The work itself consisted of moving in groups of four searching 10m by 10m plots for orchid plants. Whenever we found one, we would gather some data on its flowers, give it a numbered flag and use a GPS to mark its exact location. The plots themselves were sometimes a bit difficult to keep track of because many of the markers were fallen over or missing; I can only imagine how difficult it may have beef if there was standing water. Fortunately for us—but perhaps not the plants—this year is a dry one.

After finishing up at the first location, we ate lunch before traveling to the second and final location for the day.

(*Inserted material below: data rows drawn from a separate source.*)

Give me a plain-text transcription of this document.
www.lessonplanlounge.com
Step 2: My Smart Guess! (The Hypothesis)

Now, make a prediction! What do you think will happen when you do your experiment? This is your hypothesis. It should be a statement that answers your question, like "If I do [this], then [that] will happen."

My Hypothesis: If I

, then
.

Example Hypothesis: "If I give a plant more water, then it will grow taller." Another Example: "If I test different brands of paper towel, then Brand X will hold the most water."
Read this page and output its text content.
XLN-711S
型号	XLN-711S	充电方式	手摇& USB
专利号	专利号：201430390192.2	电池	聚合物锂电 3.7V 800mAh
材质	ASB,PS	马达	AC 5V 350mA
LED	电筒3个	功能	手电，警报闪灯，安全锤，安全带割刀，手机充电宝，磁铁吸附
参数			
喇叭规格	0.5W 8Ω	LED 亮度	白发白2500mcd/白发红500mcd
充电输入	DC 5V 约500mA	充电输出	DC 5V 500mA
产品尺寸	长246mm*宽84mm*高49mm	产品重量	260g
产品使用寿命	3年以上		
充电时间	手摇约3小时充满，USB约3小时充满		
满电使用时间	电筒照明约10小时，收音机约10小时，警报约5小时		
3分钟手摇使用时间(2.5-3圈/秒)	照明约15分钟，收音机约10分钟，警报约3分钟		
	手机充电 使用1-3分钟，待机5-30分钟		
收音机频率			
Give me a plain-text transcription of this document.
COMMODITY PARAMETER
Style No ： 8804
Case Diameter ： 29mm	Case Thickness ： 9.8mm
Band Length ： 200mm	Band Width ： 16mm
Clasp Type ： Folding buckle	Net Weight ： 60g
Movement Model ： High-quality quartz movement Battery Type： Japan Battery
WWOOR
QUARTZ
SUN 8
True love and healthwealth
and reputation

Because it would have been a long walk carrying all of our equipment, to get there we all piled in to Stuart’s pickup truck and drove down what I would hesitate to call a road, though we did all make it in one piece.

Our task for the second location was the same as before, but took much longer due to its larger size. By the time we were finishing up, the sun had come up after hiding behind the clouds all day. We were fortunate that it had been cloudy for most of the day; not only does cloud cover provide some relief from the heat, but, somewhat counter-intuitively, direct sunlight also makes it more difficult to spot individual plants. Once we wrapped up our work around 7pm, we headed south, stopping at a pizza place in Ada on the way back for dinner.

Despite the rain in the early hours, the consensus was that the orchid trip was successful, and indisputably a blast.